2. By making adjusting to physical features of the workplace.
In some cases, it may be necessary to make some adjustments to overcome barriers created by the physical features of the workplace. This includes any physical feature which puts a disabled person at a substantial disadvantage compared with a non-disabled person.
3. To provide extra equipment.
The Equality Act 2010 refers to this as an auxiliary aid or an auxiliary service. This requirement means taking reasonable steps to provide an auxiliary aid where the absence of such an aid would place the disabled employee at a substantial disadvantage when compared with persons who are not disabled.
The following list is a few possible examples of reasonable adjustment which could be made to support a disabled an individual’s disability.
Please note that reasonable adjustments can potentially be implemented on a temporary, occasional or a permanent basis.

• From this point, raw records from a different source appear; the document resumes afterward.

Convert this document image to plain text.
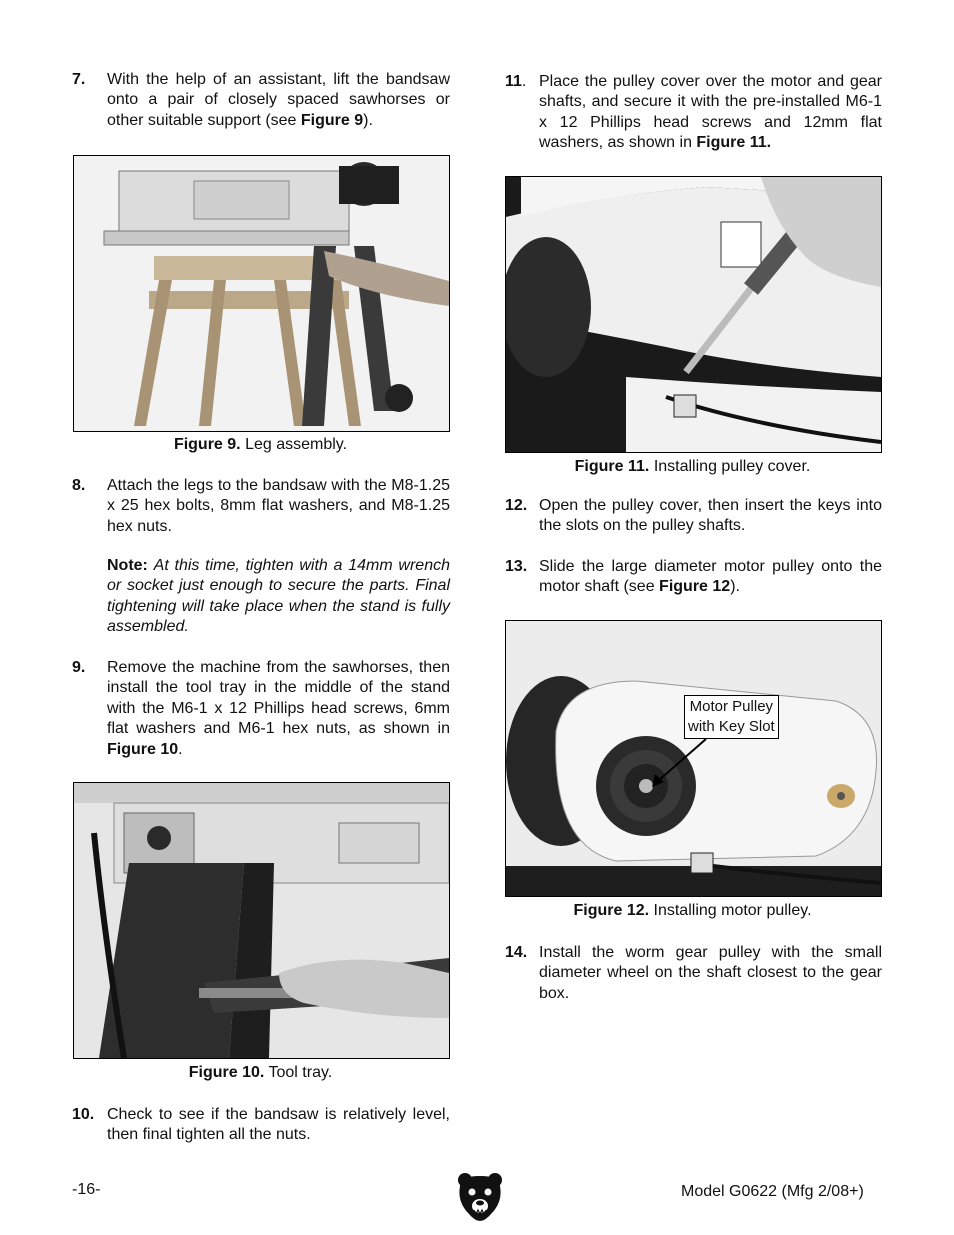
7. With the help of an assistant, lift the bandsaw onto a pair of closely spaced sawhorses or other suitable support (see Figure 9).
Figure 9. Leg assembly.
8. Attach the legs to the bandsaw with the M8-1.25 x 25 hex bolts, 8mm flat washers, and M8-1.25 hex nuts.
Note: At this time, tighten with a 14mm wrench or socket just enough to secure the parts. Final tightening will take place when the stand is fully assembled.
9. Remove the machine from the sawhorses, then install the tool tray in the middle of the stand with the M6-1 x 12 Phillips head screws, 6mm flat washers and M6-1 hex nuts, as shown in Figure 10.
Figure 10. Tool tray.
10. Check to see if the bandsaw is relatively level, then final tighten all the nuts.
11. Place the pulley cover over the motor and gear shafts, and secure it with the pre-installed M6-1 x 12 Phillips head screws and 12mm flat washers, as shown in Figure 11.
Figure 11. Installing pulley cover.
12. Open the pulley cover, then insert the keys into the slots on the pulley shafts.
13. Slide the large diameter motor pulley onto the motor shaft (see Figure 12).
Motor Pulley
with Key Slot
Figure 12. Installing motor pulley.
14. Install the worm gear pulley with the small diameter wheel on the shaft closest to the gear box.
-16-	Model G0622 (Mfg 2/08+)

• Modifying instructions or processes, e.g. providing them in Braille or large print or coloured paper;
• Providing additional or tailored training, coaching or mentoring;
• Adjusting and altering working hours, maybe flexible start or finish time, or more frequent rest breaks or part-time working;
• Changing the place of work, maybe working from home part of the week;
• Providing special equipment or software;
• Providing a reader or interpreter, e.g. for someone who is deaf;
• Changing the method of doing the job or adjusting the duties of the job;
• Extending an individual’s probationary period or changing the sickness absence policy if the person has had periods of disability-related sickness;
Hi there, reasonable adjustments in the workplace are they permanent and can they be removed? now this is a question I put to employment barrister Nick Singer and he'll explain.
Yes, I always advise employers and employees to keep reasonable adjustments under constant review, some disabilities are fluctuating some of them get worse and get better, so it should just keeping an eye on it sometimes things get better and the employee doesn't need it, which is great for everyone in the business but sometimes things get worse and you may have to actually re-adjust them.